The headlines on the Windows Azure Platform out of the Microsoft Worldwide Partner Conference (WPC) focused on the pricing and the November release date. For thorough details on the pricing, which will be roughly comparable to those of Amazon Web Services, see Kurt Mackie's news piece.

But Microsoft also spent a lot of time this week laying out what it sees as the major partner opportunities in the Azure cloud computing platform. Those partner opportunities, in turn, had a lot to do with the pricing models Microsoft introduced.

In a conversation at WPC, Prashant Ketkar, director of product marketing for the Windows Azure PMG, discussed some of the likeliest partner business scenarios with RCP.

The most obvious is ISVs. "They now have a platform to deliver their Software as a Service [SaaS] in a globally reachable manner," Ketkar said. These are prime customers for the pay-as-you-go, or consumption-based, pricing models. If business takes off, they'll have the cash flow to pay for the scale. If not, ISVs are out very little. "If you are a start-up developer, for them, this is it. Why invest in the capital of buying hardware or software?"

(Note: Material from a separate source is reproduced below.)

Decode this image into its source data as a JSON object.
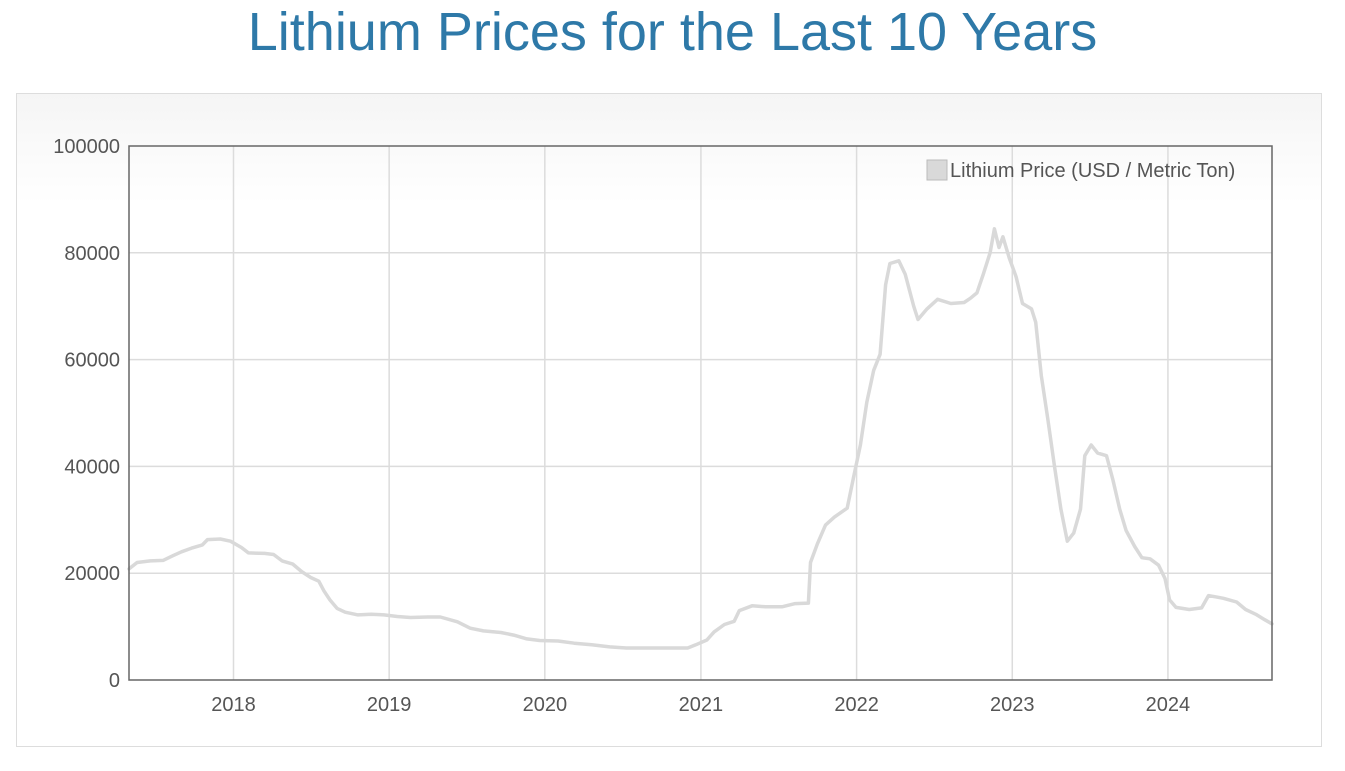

A little less obvious but also fairly compelling is the opportunity for systems integrators and custom application developers. "Now I can go to my customer and talk to them about solutions, not necessarily about having to invest in the capital to buy hardware and software," Ketkar said. This scenario is a key driver for the parallel subscription-based pricing model.

"Systems integration companies who build consulting services or do systems integration work for large enterprise or mid-market customers typically respond to a request for proposal," Ketkar said. "The customer wants to know, 'Is it going to cost me $20,000 to implement that solution through an SI partner, and then $2,000 on an ongoing basis per month?' The unpredictability of the consumption model is not good. For them, a subscription-based or predictive pricing model becomes very, very important."

There's also a 5 percent discount in pricing to encourage and reward members of the Microsoft Partner Network for using the system. I'm not convinced many partners will be drawn to a new platform by a discount of a few points, but I do believe Microsoft is avoiding the mistake it made with the Business Productivity Online Suite (BPOS) of billing customers directly rather than letting partners bill their customers. Partners who build services on Azure will get the bill from Microsoft, and can pass it on to customers in whatever way makes sense.

As for the overall opportunity, estimates are all over the map. Ketkar says analyst estimates range from a $20 billion to $50 billion opportunity now to a $100 billion to $150 billion opportunity in 2013.

Whatever the top-line number, Ketkar says the lion's share of the market will belong to the ecosystem. "We think that the majority of that, 60 to 70 percent, is in the partner ecosystem. The rest is what the cloud providers would make -- Microsoft, Google, Amazon, hosters."